The agency’s decision follows a pattern of increasing scrutiny toward how banks handle “cross-selling”—the practice of selling additional products to existing customers. When this process becomes automated or occurs without a clear “opt-in,” it moves from a business strategy to a regulatory violation.
Breaking Down the Sanction
The financial penalty is calculated based on the severity of the infringement and the nature of the consumer’s right that was breached. Below is a summary of the administrative action taken by the regulator.
| Detail | Description |
|---|---|
| Regulating Body | Indecopi (Peru) |
| Sanctioned Entity | Interbank |
| Penalty Amount | Over S/19,000 (Peruvian Soles) |
| Primary Infringement | Issuance of credit card without express authorization |
| Core Violation | Lack of informed consent/Abusive practice |
Broader Implications for Peruvian Banking
This ruling is not an isolated event but part of a broader effort by Indecopi to ensure that financial institutions operate with transparency. In recent years, the agency has warned that no bank, regardless of its size or market share, is permitted to activate products—be they insurance policies, credit lines, or maintenance fees—without a clear, documented trail of permission.
The impact of such rulings extends beyond the immediate fine. For consumers, it reinforces the utility of filing formal complaints through the Libro de Reclamaciones (Complaints Book), a mandatory tool in Peruvian commerce that allows the state to track systemic failures in customer service.

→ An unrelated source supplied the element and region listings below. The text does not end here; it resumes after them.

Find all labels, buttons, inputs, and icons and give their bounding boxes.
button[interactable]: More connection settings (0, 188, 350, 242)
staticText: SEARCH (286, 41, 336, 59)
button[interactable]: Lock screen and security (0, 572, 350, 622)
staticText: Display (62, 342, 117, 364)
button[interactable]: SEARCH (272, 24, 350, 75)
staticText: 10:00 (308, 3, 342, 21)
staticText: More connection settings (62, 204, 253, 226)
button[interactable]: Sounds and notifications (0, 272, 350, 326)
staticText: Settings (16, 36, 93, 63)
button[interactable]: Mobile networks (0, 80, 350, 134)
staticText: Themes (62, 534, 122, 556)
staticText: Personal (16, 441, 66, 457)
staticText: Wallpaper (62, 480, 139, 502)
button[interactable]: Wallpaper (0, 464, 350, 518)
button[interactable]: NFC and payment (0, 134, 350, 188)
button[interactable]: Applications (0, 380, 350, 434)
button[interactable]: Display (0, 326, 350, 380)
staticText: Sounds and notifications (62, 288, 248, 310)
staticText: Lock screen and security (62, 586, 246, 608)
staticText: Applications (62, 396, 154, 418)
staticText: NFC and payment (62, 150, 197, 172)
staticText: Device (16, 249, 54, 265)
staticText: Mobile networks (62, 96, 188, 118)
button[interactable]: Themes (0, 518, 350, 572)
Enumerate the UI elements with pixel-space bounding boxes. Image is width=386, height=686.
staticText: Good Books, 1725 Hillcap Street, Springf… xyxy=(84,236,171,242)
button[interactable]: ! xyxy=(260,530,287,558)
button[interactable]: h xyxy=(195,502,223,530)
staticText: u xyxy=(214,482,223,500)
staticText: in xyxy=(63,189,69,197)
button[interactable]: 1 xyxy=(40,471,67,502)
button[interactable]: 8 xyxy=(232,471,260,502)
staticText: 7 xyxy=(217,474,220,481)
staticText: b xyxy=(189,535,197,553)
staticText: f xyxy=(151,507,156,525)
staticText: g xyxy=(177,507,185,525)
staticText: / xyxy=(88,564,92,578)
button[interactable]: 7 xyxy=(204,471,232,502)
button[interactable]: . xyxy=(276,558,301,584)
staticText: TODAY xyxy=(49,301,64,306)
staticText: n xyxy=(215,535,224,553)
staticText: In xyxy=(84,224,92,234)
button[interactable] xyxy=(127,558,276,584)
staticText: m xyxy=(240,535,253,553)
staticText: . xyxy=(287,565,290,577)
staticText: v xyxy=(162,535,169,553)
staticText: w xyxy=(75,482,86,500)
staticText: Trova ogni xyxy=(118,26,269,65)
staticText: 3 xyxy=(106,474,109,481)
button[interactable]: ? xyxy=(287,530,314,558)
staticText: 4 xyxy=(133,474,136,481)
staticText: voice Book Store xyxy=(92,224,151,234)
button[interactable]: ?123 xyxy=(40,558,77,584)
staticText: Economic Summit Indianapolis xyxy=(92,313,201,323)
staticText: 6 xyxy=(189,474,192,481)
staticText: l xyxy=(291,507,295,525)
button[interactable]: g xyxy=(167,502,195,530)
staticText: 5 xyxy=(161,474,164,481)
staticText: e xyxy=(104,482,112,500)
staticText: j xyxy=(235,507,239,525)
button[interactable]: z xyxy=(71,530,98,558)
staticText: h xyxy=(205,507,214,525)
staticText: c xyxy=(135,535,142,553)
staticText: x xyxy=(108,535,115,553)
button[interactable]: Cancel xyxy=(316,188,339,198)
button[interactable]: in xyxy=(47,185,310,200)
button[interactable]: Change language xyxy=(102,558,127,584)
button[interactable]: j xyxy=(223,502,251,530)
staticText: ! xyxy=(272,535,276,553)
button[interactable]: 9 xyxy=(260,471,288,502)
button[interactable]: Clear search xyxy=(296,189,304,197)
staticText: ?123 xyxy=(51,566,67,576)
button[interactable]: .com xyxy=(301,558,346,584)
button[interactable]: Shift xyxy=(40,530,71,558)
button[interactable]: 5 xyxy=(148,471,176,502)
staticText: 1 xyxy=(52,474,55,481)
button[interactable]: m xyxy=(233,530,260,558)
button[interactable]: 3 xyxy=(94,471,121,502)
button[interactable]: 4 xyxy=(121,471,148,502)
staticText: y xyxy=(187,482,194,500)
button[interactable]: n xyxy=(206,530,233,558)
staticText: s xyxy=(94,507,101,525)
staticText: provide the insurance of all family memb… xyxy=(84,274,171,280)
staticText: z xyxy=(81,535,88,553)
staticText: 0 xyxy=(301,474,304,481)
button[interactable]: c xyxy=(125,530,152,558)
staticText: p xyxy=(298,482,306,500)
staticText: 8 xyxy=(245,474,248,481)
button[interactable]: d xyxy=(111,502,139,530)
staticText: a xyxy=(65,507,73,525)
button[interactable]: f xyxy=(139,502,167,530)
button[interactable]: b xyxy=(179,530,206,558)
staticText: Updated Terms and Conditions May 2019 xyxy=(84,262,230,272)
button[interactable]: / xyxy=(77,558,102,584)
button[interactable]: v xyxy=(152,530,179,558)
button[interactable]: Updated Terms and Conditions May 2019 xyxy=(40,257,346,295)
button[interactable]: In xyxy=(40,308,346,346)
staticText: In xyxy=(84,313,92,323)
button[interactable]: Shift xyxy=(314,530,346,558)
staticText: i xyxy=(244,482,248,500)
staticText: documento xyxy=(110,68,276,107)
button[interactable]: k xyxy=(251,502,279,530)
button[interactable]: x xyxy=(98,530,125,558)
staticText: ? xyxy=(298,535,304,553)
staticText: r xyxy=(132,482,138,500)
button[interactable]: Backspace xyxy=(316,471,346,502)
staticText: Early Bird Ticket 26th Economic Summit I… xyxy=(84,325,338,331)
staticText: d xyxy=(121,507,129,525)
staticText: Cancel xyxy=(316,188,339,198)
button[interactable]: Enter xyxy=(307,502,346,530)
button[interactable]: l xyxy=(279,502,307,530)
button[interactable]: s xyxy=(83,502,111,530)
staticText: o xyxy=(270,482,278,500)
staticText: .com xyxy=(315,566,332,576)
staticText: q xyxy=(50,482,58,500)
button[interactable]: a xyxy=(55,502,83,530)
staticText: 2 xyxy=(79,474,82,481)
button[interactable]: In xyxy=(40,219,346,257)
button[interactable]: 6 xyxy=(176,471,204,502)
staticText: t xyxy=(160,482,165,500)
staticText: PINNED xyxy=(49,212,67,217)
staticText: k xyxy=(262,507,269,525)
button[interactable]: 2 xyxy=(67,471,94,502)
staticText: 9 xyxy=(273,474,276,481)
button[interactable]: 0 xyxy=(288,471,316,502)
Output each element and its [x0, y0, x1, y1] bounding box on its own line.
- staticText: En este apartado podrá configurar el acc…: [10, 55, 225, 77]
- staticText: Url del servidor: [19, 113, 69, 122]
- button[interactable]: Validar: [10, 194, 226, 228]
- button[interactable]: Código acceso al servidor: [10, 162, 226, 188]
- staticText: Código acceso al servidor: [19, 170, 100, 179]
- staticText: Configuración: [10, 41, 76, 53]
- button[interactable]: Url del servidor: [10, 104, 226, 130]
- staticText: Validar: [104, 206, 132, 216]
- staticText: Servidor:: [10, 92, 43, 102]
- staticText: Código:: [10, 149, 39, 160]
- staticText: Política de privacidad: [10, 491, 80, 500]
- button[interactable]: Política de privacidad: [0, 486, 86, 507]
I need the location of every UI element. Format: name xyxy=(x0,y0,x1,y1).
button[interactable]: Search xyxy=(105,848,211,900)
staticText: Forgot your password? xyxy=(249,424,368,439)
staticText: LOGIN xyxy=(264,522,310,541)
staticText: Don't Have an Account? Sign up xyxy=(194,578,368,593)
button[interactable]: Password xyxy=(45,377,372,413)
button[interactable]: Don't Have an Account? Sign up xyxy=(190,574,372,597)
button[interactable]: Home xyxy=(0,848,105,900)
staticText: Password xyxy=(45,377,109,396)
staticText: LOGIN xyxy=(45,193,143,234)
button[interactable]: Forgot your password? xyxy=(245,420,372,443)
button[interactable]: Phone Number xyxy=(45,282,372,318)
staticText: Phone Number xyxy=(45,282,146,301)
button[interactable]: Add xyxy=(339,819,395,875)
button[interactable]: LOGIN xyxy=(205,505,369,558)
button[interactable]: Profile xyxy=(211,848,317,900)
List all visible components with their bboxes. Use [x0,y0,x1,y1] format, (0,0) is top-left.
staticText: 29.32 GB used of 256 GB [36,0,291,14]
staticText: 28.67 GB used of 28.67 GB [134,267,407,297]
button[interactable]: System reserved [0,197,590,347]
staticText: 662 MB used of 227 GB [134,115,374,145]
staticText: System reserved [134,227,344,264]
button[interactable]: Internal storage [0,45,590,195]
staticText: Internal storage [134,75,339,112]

For the banks, the risk is twofold: financial penalties and reputational damage. In a market where digital transformation is rapidly changing how customers interact with their money, the “human” element of consent remains the primary legal safeguard. The transition to digital signatures and app-based approvals has created new loopholes, but Indecopi has made it clear that the burden of proof remains squarely on the institution, not the consumer.
The Consumer’s Right to Refuse
The case highlights several key protections available to consumers in Peru. According to the guidelines reinforced by this ruling, consumers are protected against:
- Unsolicited Products: The delivery of a product not requested by the user cannot be interpreted as acceptance of a contract.
- Lack of Transparency: Banks must clearly state the costs, interest rates, and obligations of any product before it is activated.
- Administrative Coercion: The activation of one service (such as a savings account) cannot automatically trigger the activation of another (such as a credit card) without separate consent.
Legal experts suggest that this case may encourage more consumers to audit their accounts for “ghost” products—services they are paying for or are liable for, but never explicitly requested. This proactive auditing is becoming essential as banks integrate more complex, bundled financial packages.
Disclaimer: This report is provided for informational purposes only and does not constitute legal or financial advice. Individuals seeking to resolve disputes with financial institutions should consult with a qualified legal professional or contact Indecopi directly.
As Interbank processes this sanction, the industry will be watching for any subsequent appeals or changes in the bank’s internal onboarding protocols. The next critical checkpoint will be the public disclosure of Indecopi’s quarterly consumer protection report, which typically aggregates these sanctions to identify if unauthorized product issuance is a systemic trend across the Peruvian banking sector.